3) Play a lot of video games and watch very little TV.
Okay, I have no evidence that this is actually related. However: Allegedly the people-dreaming-only-in-black-and-white thing is largely confined to those who were raised with black-and-white televisions in their homes. When color came along, the effect went away.
So maybe the format of the narratives we consume somehow affects the format of our dreams. If so, then it seems reasonable that video games, in which the consumer plays an active role in deciding the direction of the narrative (or, you know, at least in the direction the character's walking), would do something different to the brain than television and movies, which are more passive mediums.

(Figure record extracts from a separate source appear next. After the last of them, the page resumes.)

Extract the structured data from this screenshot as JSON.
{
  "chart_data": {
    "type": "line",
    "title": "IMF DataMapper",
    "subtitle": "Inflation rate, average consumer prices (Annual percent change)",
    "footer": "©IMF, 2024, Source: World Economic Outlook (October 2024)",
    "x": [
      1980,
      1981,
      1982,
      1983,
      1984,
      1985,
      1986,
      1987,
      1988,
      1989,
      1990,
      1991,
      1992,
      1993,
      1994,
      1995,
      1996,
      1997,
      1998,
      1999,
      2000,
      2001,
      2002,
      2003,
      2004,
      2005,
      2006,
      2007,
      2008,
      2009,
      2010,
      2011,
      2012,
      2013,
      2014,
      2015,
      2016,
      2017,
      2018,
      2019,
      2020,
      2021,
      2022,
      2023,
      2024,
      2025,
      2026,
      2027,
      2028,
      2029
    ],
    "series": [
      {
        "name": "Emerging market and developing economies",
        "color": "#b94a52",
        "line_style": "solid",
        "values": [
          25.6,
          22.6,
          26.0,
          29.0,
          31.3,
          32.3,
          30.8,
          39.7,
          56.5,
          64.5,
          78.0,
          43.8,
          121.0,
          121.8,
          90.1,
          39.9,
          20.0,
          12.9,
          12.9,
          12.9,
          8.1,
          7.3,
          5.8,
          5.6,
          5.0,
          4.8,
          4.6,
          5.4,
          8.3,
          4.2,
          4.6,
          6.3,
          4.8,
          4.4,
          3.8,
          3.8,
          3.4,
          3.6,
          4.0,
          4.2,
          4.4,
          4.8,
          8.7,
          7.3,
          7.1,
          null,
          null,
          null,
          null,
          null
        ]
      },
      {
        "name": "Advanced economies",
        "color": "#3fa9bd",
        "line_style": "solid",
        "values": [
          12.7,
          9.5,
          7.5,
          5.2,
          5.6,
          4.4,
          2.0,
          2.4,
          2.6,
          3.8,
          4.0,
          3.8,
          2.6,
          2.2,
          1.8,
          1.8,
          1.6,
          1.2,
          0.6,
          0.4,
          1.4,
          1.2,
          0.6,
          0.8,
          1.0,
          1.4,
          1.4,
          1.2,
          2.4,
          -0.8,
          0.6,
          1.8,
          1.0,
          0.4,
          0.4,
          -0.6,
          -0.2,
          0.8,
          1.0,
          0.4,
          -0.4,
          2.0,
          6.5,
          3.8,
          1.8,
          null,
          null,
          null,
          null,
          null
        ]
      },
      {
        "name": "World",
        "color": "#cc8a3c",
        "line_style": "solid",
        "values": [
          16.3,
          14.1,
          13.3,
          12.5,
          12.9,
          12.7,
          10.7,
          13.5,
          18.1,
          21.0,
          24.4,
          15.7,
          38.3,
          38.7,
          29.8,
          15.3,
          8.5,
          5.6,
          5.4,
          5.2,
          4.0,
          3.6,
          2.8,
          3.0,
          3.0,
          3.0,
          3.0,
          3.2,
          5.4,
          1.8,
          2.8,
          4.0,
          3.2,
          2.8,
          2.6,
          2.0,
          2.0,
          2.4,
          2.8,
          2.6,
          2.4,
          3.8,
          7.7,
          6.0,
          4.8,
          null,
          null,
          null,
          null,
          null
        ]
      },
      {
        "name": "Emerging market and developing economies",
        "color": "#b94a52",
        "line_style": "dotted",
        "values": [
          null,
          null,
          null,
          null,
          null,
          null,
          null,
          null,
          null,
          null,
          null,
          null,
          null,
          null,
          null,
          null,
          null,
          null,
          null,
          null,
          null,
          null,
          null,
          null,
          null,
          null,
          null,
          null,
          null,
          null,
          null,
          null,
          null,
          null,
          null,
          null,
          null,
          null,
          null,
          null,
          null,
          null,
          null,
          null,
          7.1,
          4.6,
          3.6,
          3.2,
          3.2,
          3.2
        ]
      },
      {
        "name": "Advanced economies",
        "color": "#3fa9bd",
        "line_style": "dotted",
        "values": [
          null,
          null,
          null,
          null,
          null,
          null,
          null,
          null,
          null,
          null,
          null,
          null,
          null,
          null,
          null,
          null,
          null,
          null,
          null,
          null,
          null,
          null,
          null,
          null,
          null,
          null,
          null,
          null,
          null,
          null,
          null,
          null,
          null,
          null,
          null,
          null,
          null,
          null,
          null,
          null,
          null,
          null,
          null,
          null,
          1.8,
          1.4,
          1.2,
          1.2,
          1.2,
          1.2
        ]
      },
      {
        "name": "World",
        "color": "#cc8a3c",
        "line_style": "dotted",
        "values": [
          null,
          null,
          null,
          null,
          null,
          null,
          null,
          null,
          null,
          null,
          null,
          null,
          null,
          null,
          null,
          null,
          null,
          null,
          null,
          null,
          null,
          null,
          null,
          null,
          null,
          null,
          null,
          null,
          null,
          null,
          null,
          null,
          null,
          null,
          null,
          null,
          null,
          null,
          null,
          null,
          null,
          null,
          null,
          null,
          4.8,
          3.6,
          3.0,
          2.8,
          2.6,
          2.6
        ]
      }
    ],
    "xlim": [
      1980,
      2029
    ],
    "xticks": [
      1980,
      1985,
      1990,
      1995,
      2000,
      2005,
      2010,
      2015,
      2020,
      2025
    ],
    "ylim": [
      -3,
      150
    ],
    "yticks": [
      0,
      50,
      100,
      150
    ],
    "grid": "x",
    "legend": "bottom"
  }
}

I don't know how changeable this is later in life; for me, definitely somewhat. I've found that changing what sorts of stories I'm consuming changes the format of my dreams - if I'm playing a lot of Disgaea, my dream-people are likely to have bars over their heads showing how close they are to death, and the boring parts of conversations turn skippable. If I've been reading a lot of bad paranormal romances, settings turn very sketchy and, uh, the guys are all creepy alpha males or magical serial killers. (Paranormal romances, why do I keep reading you.) I don't want to discuss what happened when I watched Yami no Matsuei, but explosions of flowers were involved. And while not technically a narrative, heavy Second Life use makes for bad texturing, lamps that are just a cone on top of an orb, and John Norman references. (...maybe I make bad choices just in general.)
4) Eat chocolate right before bed. This goes back to the bad choices thing.
5) Work on your YA novel about Dark Lords right before bed and fall asleep brooding over it.
This is actually probably the most obvious explanation for the whole thing.